Diwoméde could not suppress a quiet moan at the memory of being tethered in that agonizing position. He had survived three interminable days that way, while Mízriya celebrated the Great King’s victory over the Ak’áyans and their allies. Then, half dead, he had been delivered to his first master. How many times had he been dragged to the market place, since then? He was no longer sure. But if he had not been carried off by the Libúwans, he would have been taken to work in the desert mines by now, the worst fate that a slave could suffer.
Diwoméde kept his head down so that he would not have to meet the curious stares of passers by. So he only heard when Bikurnár’s conversation broke off suddenly. Mirurí’s wheezing followed shortly, but the slave still did not raise his eyes. “Let us shave his legs first,” the heavy man gasped, panting heavily from the exertion of hurrying. “Here, Diwoméde, stretch out your legs,” he commanded, squatting beside the slave.
Diwoméde glimpsed the sun’s bright reflection on the bronze razor, its shape like that of a small ax.
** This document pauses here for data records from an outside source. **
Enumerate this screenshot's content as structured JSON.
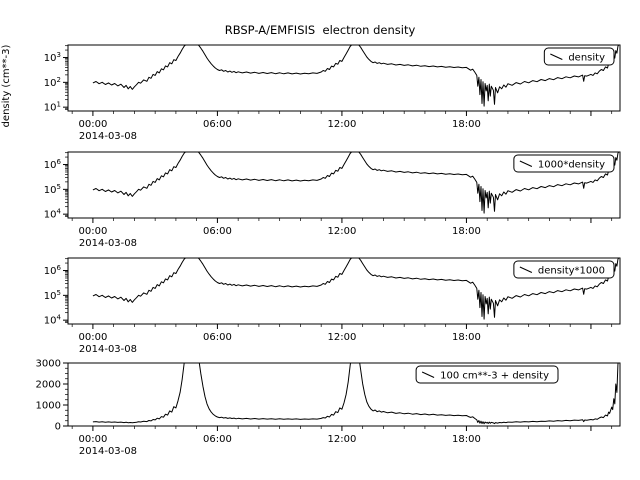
{
  "title": "RBSP-A/EMFISIS  electron density",
  "chart_data": {
    "type": "line",
    "title": "RBSP-A/EMFISIS  electron density",
    "x_date_label": "2014-03-08",
    "xticks_hours": [
      0,
      6,
      12,
      18
    ],
    "xtick_labels": [
      "00:00",
      "06:00",
      "12:00",
      "18:00"
    ],
    "x_range_hours": [
      -1.2,
      25.4
    ],
    "grid": false,
    "legend_position": "top-right",
    "line_color": "#000000",
    "series_name": "density",
    "series_units": "cm**-3",
    "panels": [
      {
        "legend": "density",
        "scale": "log",
        "multiply": 1,
        "add": 0,
        "ylim": [
          7,
          3200
        ],
        "yticks": [
          10,
          100,
          1000
        ],
        "ytick_labels": [
          "10^1",
          "10^2",
          "10^3"
        ],
        "ylabel": "density (cm**-3)"
      },
      {
        "legend": "1000*density",
        "scale": "log",
        "multiply": 1000,
        "add": 0,
        "ylim": [
          7000,
          3200000
        ],
        "yticks": [
          10000,
          100000,
          1000000
        ],
        "ytick_labels": [
          "10^4",
          "10^5",
          "10^6"
        ],
        "ylabel": ""
      },
      {
        "legend": "density*1000",
        "scale": "log",
        "multiply": 1000,
        "add": 0,
        "ylim": [
          7000,
          3200000
        ],
        "yticks": [
          10000,
          100000,
          1000000
        ],
        "ytick_labels": [
          "10^4",
          "10^5",
          "10^6"
        ],
        "ylabel": ""
      },
      {
        "legend": "100 cm**-3 + density",
        "scale": "linear",
        "multiply": 1,
        "add": 100,
        "ylim": [
          0,
          3000
        ],
        "yticks": [
          0,
          1000,
          2000,
          3000
        ],
        "ytick_labels": [
          "0",
          "1000",
          "2000",
          "3000"
        ],
        "ylabel": ""
      }
    ],
    "points": [
      [
        0,
        95
      ],
      [
        0.15,
        108
      ],
      [
        0.3,
        88
      ],
      [
        0.45,
        100
      ],
      [
        0.6,
        82
      ],
      [
        0.75,
        95
      ],
      [
        0.9,
        78
      ],
      [
        1.05,
        90
      ],
      [
        1.2,
        72
      ],
      [
        1.35,
        84
      ],
      [
        1.5,
        62
      ],
      [
        1.6,
        75
      ],
      [
        1.7,
        55
      ],
      [
        1.8,
        68
      ],
      [
        1.9,
        52
      ],
      [
        2.0,
        66
      ],
      [
        2.1,
        80
      ],
      [
        2.2,
        100
      ],
      [
        2.3,
        92
      ],
      [
        2.45,
        125
      ],
      [
        2.6,
        110
      ],
      [
        2.7,
        160
      ],
      [
        2.8,
        145
      ],
      [
        2.9,
        210
      ],
      [
        3.0,
        190
      ],
      [
        3.1,
        270
      ],
      [
        3.2,
        240
      ],
      [
        3.3,
        350
      ],
      [
        3.4,
        320
      ],
      [
        3.5,
        460
      ],
      [
        3.6,
        420
      ],
      [
        3.7,
        620
      ],
      [
        3.8,
        560
      ],
      [
        3.9,
        820
      ],
      [
        4.0,
        760
      ],
      [
        4.1,
        1100
      ],
      [
        4.2,
        1500
      ],
      [
        4.3,
        2100
      ],
      [
        4.4,
        2900
      ],
      [
        4.5,
        3400
      ],
      [
        4.6,
        3200
      ],
      [
        4.7,
        3500
      ],
      [
        4.8,
        3300
      ],
      [
        4.9,
        3500
      ],
      [
        5.0,
        3400
      ],
      [
        5.1,
        3100
      ],
      [
        5.2,
        2400
      ],
      [
        5.3,
        1800
      ],
      [
        5.4,
        1300
      ],
      [
        5.5,
        950
      ],
      [
        5.6,
        720
      ],
      [
        5.7,
        560
      ],
      [
        5.8,
        450
      ],
      [
        5.9,
        380
      ],
      [
        6.0,
        330
      ],
      [
        6.1,
        300
      ],
      [
        6.2,
        320
      ],
      [
        6.3,
        280
      ],
      [
        6.4,
        300
      ],
      [
        6.5,
        260
      ],
      [
        6.6,
        285
      ],
      [
        6.7,
        255
      ],
      [
        6.8,
        275
      ],
      [
        6.9,
        245
      ],
      [
        7.0,
        265
      ],
      [
        7.2,
        240
      ],
      [
        7.4,
        260
      ],
      [
        7.6,
        235
      ],
      [
        7.8,
        255
      ],
      [
        8.0,
        230
      ],
      [
        8.2,
        250
      ],
      [
        8.4,
        228
      ],
      [
        8.6,
        246
      ],
      [
        8.8,
        224
      ],
      [
        9.0,
        242
      ],
      [
        9.2,
        220
      ],
      [
        9.4,
        240
      ],
      [
        9.6,
        218
      ],
      [
        9.8,
        236
      ],
      [
        10.0,
        216
      ],
      [
        10.2,
        234
      ],
      [
        10.4,
        220
      ],
      [
        10.6,
        240
      ],
      [
        10.8,
        230
      ],
      [
        11.0,
        260
      ],
      [
        11.1,
        300
      ],
      [
        11.2,
        280
      ],
      [
        11.3,
        360
      ],
      [
        11.4,
        330
      ],
      [
        11.5,
        450
      ],
      [
        11.6,
        420
      ],
      [
        11.7,
        580
      ],
      [
        11.8,
        540
      ],
      [
        11.9,
        760
      ],
      [
        12.0,
        700
      ],
      [
        12.1,
        1000
      ],
      [
        12.2,
        1400
      ],
      [
        12.3,
        2000
      ],
      [
        12.4,
        2800
      ],
      [
        12.5,
        3400
      ],
      [
        12.6,
        3200
      ],
      [
        12.7,
        3500
      ],
      [
        12.8,
        3300
      ],
      [
        12.9,
        2600
      ],
      [
        13.0,
        1900
      ],
      [
        13.1,
        1400
      ],
      [
        13.2,
        1050
      ],
      [
        13.3,
        840
      ],
      [
        13.4,
        700
      ],
      [
        13.5,
        620
      ],
      [
        13.6,
        660
      ],
      [
        13.7,
        580
      ],
      [
        13.8,
        620
      ],
      [
        13.9,
        560
      ],
      [
        14.0,
        590
      ],
      [
        14.2,
        530
      ],
      [
        14.4,
        560
      ],
      [
        14.6,
        500
      ],
      [
        14.8,
        530
      ],
      [
        15.0,
        480
      ],
      [
        15.2,
        510
      ],
      [
        15.4,
        460
      ],
      [
        15.6,
        490
      ],
      [
        15.8,
        445
      ],
      [
        16.0,
        470
      ],
      [
        16.2,
        430
      ],
      [
        16.4,
        455
      ],
      [
        16.6,
        420
      ],
      [
        16.8,
        440
      ],
      [
        17.0,
        405
      ],
      [
        17.2,
        425
      ],
      [
        17.4,
        395
      ],
      [
        17.6,
        415
      ],
      [
        17.8,
        385
      ],
      [
        18.0,
        400
      ],
      [
        18.1,
        350
      ],
      [
        18.2,
        310
      ],
      [
        18.3,
        340
      ],
      [
        18.4,
        260
      ],
      [
        18.5,
        190
      ],
      [
        18.55,
        70
      ],
      [
        18.6,
        160
      ],
      [
        18.65,
        32
      ],
      [
        18.7,
        130
      ],
      [
        18.75,
        14
      ],
      [
        18.8,
        105
      ],
      [
        18.85,
        11
      ],
      [
        18.9,
        90
      ],
      [
        18.95,
        45
      ],
      [
        19.0,
        75
      ],
      [
        19.05,
        18
      ],
      [
        19.1,
        85
      ],
      [
        19.15,
        28
      ],
      [
        19.2,
        70
      ],
      [
        19.3,
        48
      ],
      [
        19.35,
        13
      ],
      [
        19.4,
        62
      ],
      [
        19.5,
        38
      ],
      [
        19.6,
        66
      ],
      [
        19.7,
        55
      ],
      [
        19.8,
        78
      ],
      [
        19.9,
        64
      ],
      [
        20.0,
        88
      ],
      [
        20.2,
        76
      ],
      [
        20.4,
        98
      ],
      [
        20.6,
        86
      ],
      [
        20.8,
        108
      ],
      [
        21.0,
        96
      ],
      [
        21.2,
        118
      ],
      [
        21.4,
        106
      ],
      [
        21.6,
        130
      ],
      [
        21.8,
        118
      ],
      [
        22.0,
        142
      ],
      [
        22.2,
        128
      ],
      [
        22.4,
        155
      ],
      [
        22.6,
        140
      ],
      [
        22.8,
        168
      ],
      [
        23.0,
        152
      ],
      [
        23.2,
        180
      ],
      [
        23.4,
        165
      ],
      [
        23.6,
        195
      ],
      [
        23.65,
        110
      ],
      [
        23.7,
        185
      ],
      [
        23.8,
        178
      ],
      [
        24.0,
        210
      ],
      [
        24.1,
        190
      ],
      [
        24.2,
        240
      ],
      [
        24.3,
        220
      ],
      [
        24.4,
        280
      ],
      [
        24.5,
        330
      ],
      [
        24.6,
        300
      ],
      [
        24.7,
        420
      ],
      [
        24.8,
        380
      ],
      [
        24.85,
        560
      ],
      [
        24.9,
        500
      ],
      [
        25.0,
        800
      ],
      [
        25.05,
        680
      ],
      [
        25.1,
        1200
      ],
      [
        25.15,
        950
      ],
      [
        25.2,
        1900
      ],
      [
        25.25,
        1500
      ],
      [
        25.3,
        2800
      ],
      [
        25.35,
        3400
      ]
    ]
  }
}
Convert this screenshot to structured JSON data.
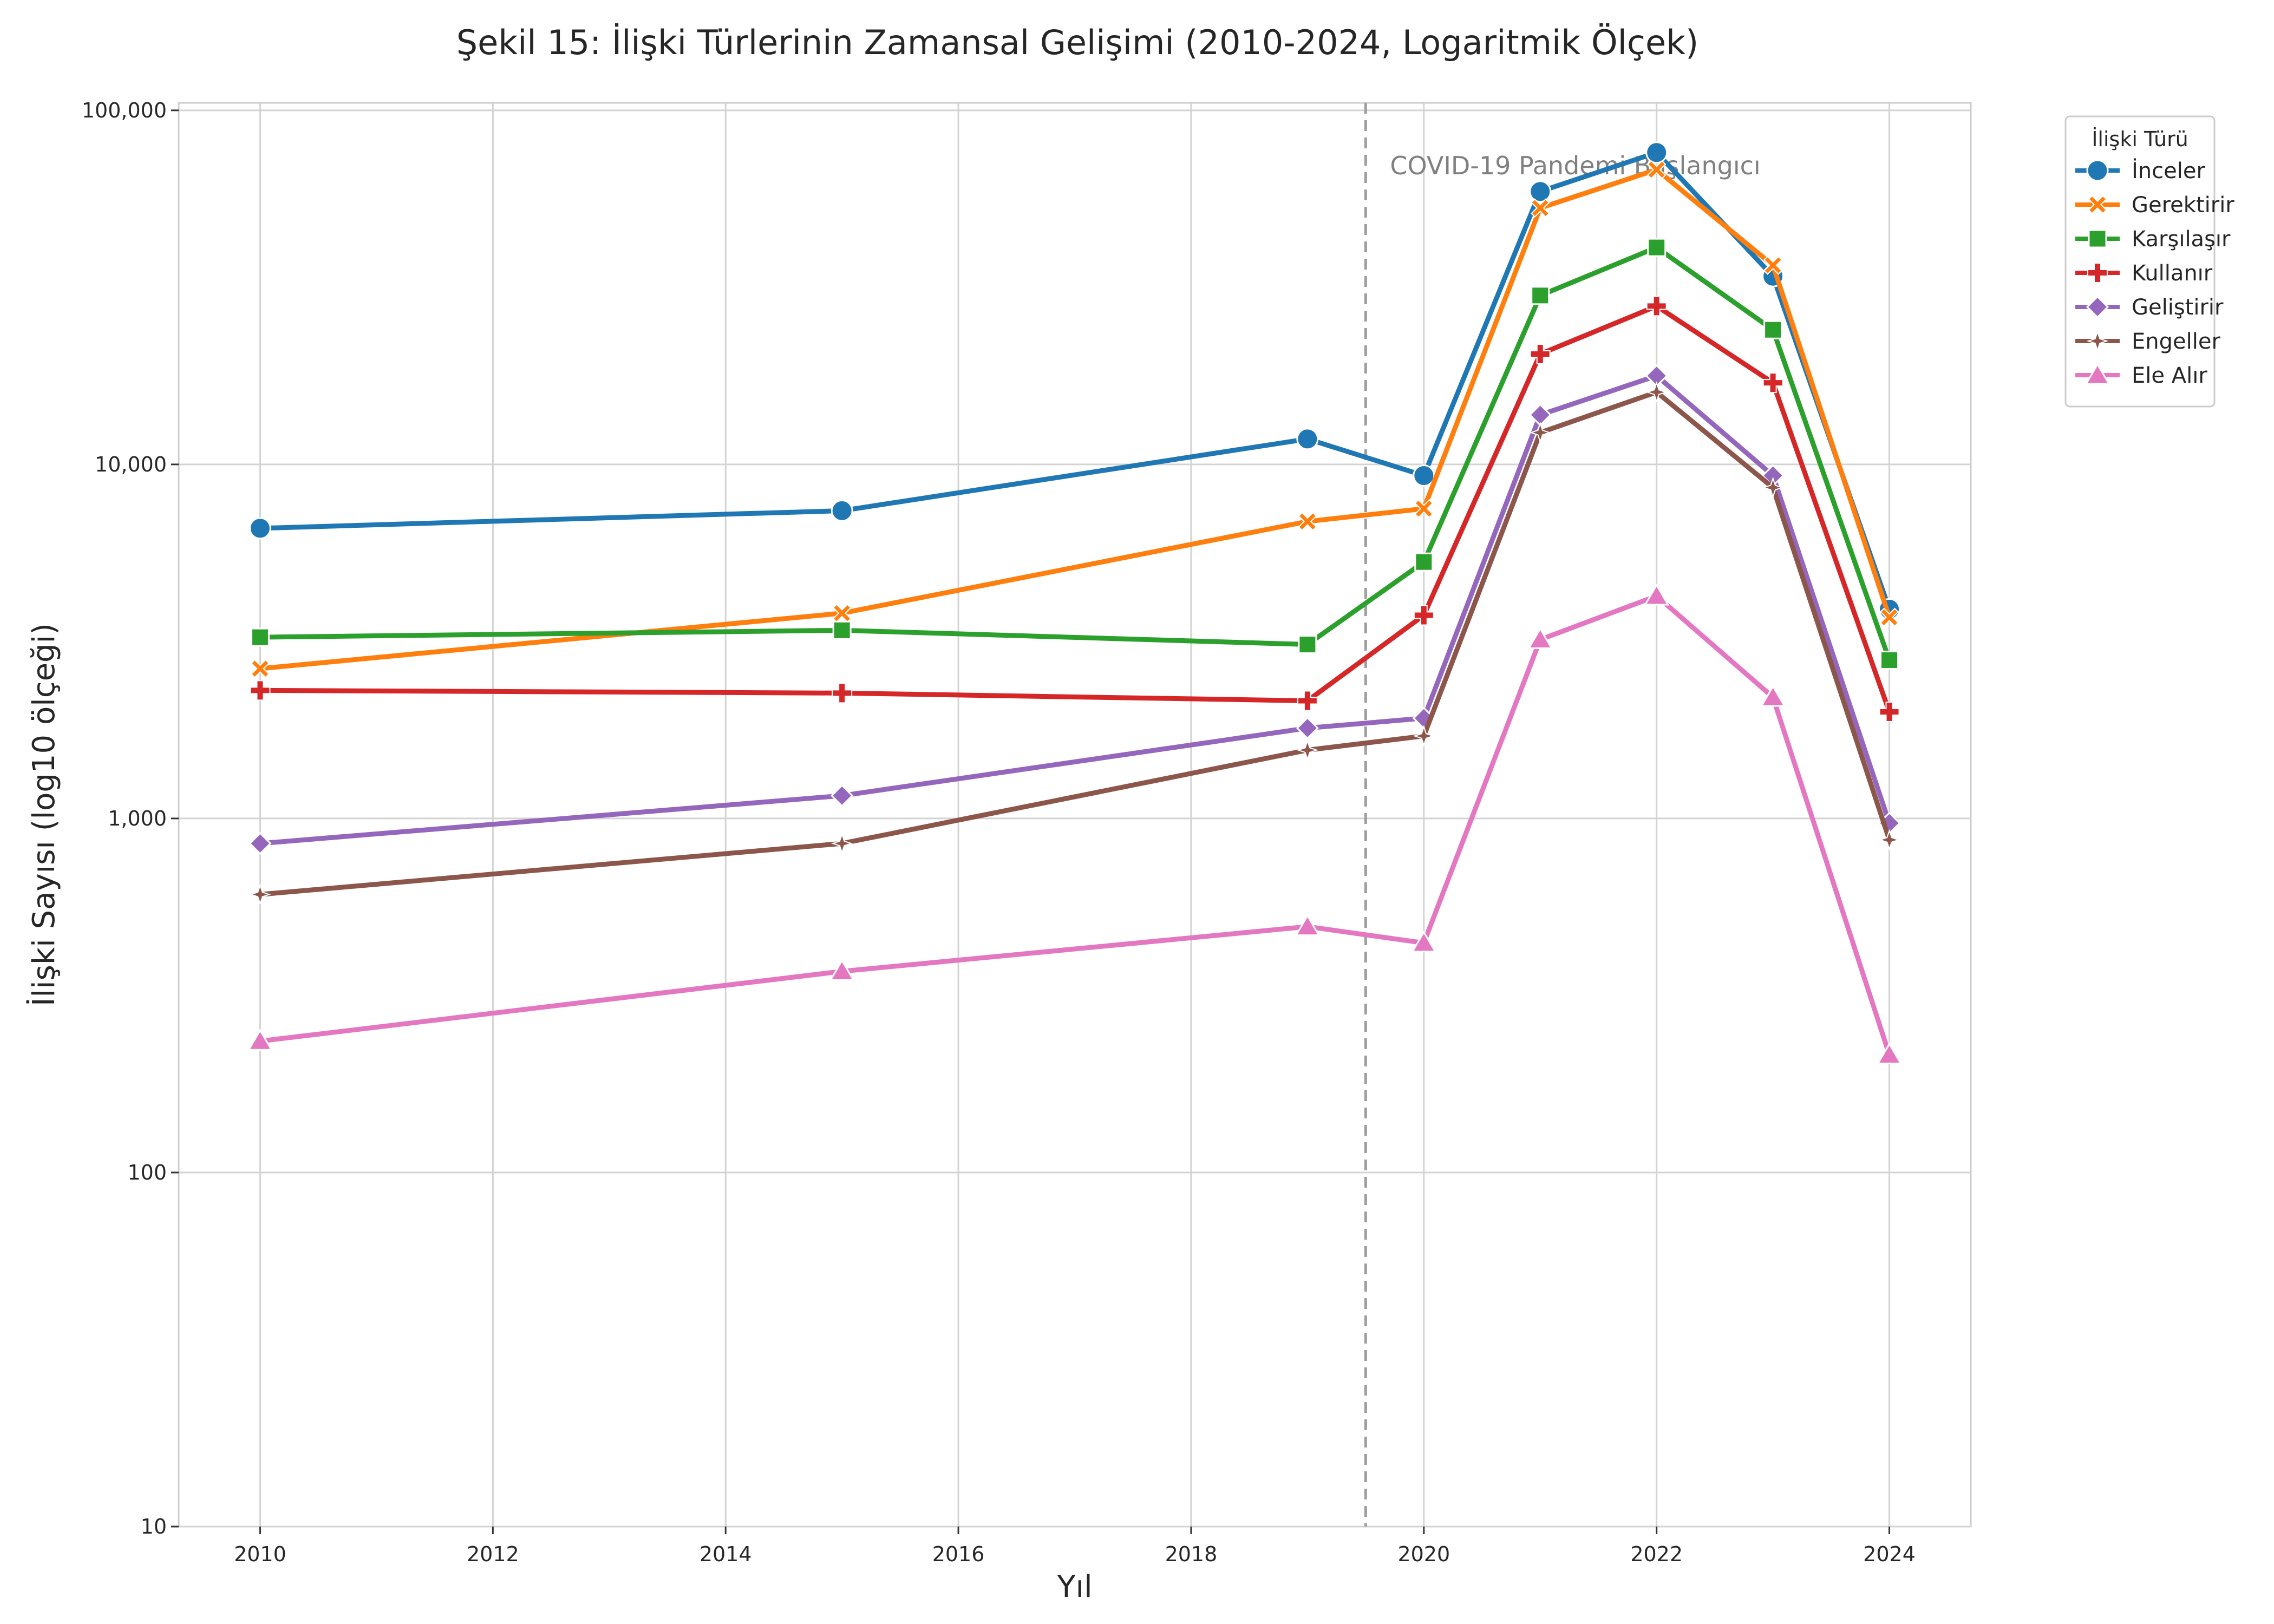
{
  "chart_data": {
    "type": "line",
    "title": "Şekil 15: İlişki Türlerinin Zamansal Gelişimi (2010-2024, Logaritmik Ölçek)",
    "xlabel": "Yıl",
    "ylabel": "İlişki Sayısı (log10 ölçeği)",
    "x": [
      2010,
      2015,
      2019,
      2020,
      2021,
      2022,
      2023,
      2024
    ],
    "x_ticks": [
      2010,
      2012,
      2014,
      2016,
      2018,
      2020,
      2022,
      2024
    ],
    "x_tick_labels": [
      "2010",
      "2012",
      "2014",
      "2016",
      "2018",
      "2020",
      "2022",
      "2024"
    ],
    "xlim": [
      2009.3,
      2024.7
    ],
    "y_scale": "log",
    "ylim": [
      10,
      105000
    ],
    "y_ticks": [
      10,
      100,
      1000,
      10000,
      100000
    ],
    "y_tick_labels": [
      "10",
      "100",
      "1,000",
      "10,000",
      "100,000"
    ],
    "grid": true,
    "legend": {
      "title": "İlişki Türü",
      "position": "outside-top-right"
    },
    "annotation": {
      "x": 2019.5,
      "text": "COVID-19 Pandemi Başlangıcı",
      "line_color": "#9e9e9e"
    },
    "series": [
      {
        "name": "İnceler",
        "color": "#1f77b4",
        "marker": "circle",
        "values": [
          6600,
          7400,
          11800,
          9300,
          59000,
          76000,
          34000,
          3900
        ]
      },
      {
        "name": "Gerektirir",
        "color": "#ff7f0e",
        "marker": "x",
        "values": [
          2650,
          3800,
          6900,
          7500,
          53000,
          68000,
          36500,
          3700
        ]
      },
      {
        "name": "Karşılaşır",
        "color": "#2ca02c",
        "marker": "square",
        "values": [
          3250,
          3400,
          3100,
          5300,
          30000,
          41000,
          24000,
          2800
        ]
      },
      {
        "name": "Kullanır",
        "color": "#d62728",
        "marker": "plus",
        "values": [
          2300,
          2260,
          2150,
          3750,
          20500,
          28000,
          17000,
          2000
        ]
      },
      {
        "name": "Geliştirir",
        "color": "#9467bd",
        "marker": "diamond",
        "values": [
          850,
          1160,
          1800,
          1920,
          13800,
          17800,
          9300,
          970
        ]
      },
      {
        "name": "Engeller",
        "color": "#8c564b",
        "marker": "star",
        "values": [
          610,
          850,
          1560,
          1710,
          12300,
          16000,
          8600,
          870
        ]
      },
      {
        "name": "Ele Alır",
        "color": "#e377c2",
        "marker": "triangle",
        "values": [
          235,
          370,
          495,
          445,
          3200,
          4250,
          2200,
          215
        ]
      }
    ]
  }
}
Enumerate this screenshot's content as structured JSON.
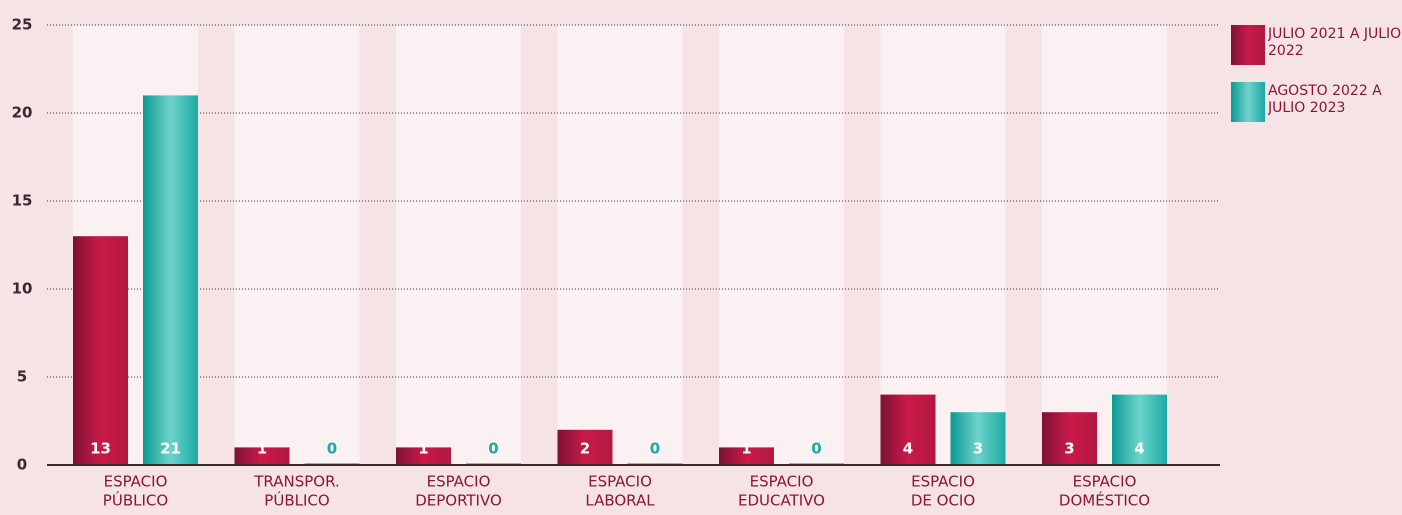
{
  "chart_data": {
    "type": "bar",
    "categories": [
      [
        "ESPACIO",
        "PÚBLICO"
      ],
      [
        "TRANSPOR.",
        "PÚBLICO"
      ],
      [
        "ESPACIO",
        "DEPORTIVO"
      ],
      [
        "ESPACIO",
        "LABORAL"
      ],
      [
        "ESPACIO",
        "EDUCATIVO"
      ],
      [
        "ESPACIO",
        "DE OCIO"
      ],
      [
        "ESPACIO",
        "DOMÉSTICO"
      ]
    ],
    "series": [
      {
        "name": "JULIO 2021 A JULIO 2022",
        "color": "#b3173f",
        "values": [
          13,
          1,
          1,
          2,
          1,
          4,
          3
        ]
      },
      {
        "name": "AGOSTO 2022 A JULIO 2023",
        "color": "#1aaba4",
        "values": [
          21,
          0,
          0,
          0,
          0,
          3,
          4
        ]
      }
    ],
    "ylim": [
      0,
      25
    ],
    "yticks": [
      0,
      5,
      10,
      15,
      20,
      25
    ],
    "grid": true,
    "legend": "right"
  }
}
A sudden memory assailed him like sharp pang, a vision of an earlier time when another shining blade, clasped in another heavy hand, had come down on him. The agony in his foot came back to him clearly, as strong as the day when his toes had been cut off. Panic swept over him. On all fours, he scrambled away from Mirurí, his heart pounding, crying out incoherently. He flailed mindlessly at the hands that would have gripped him.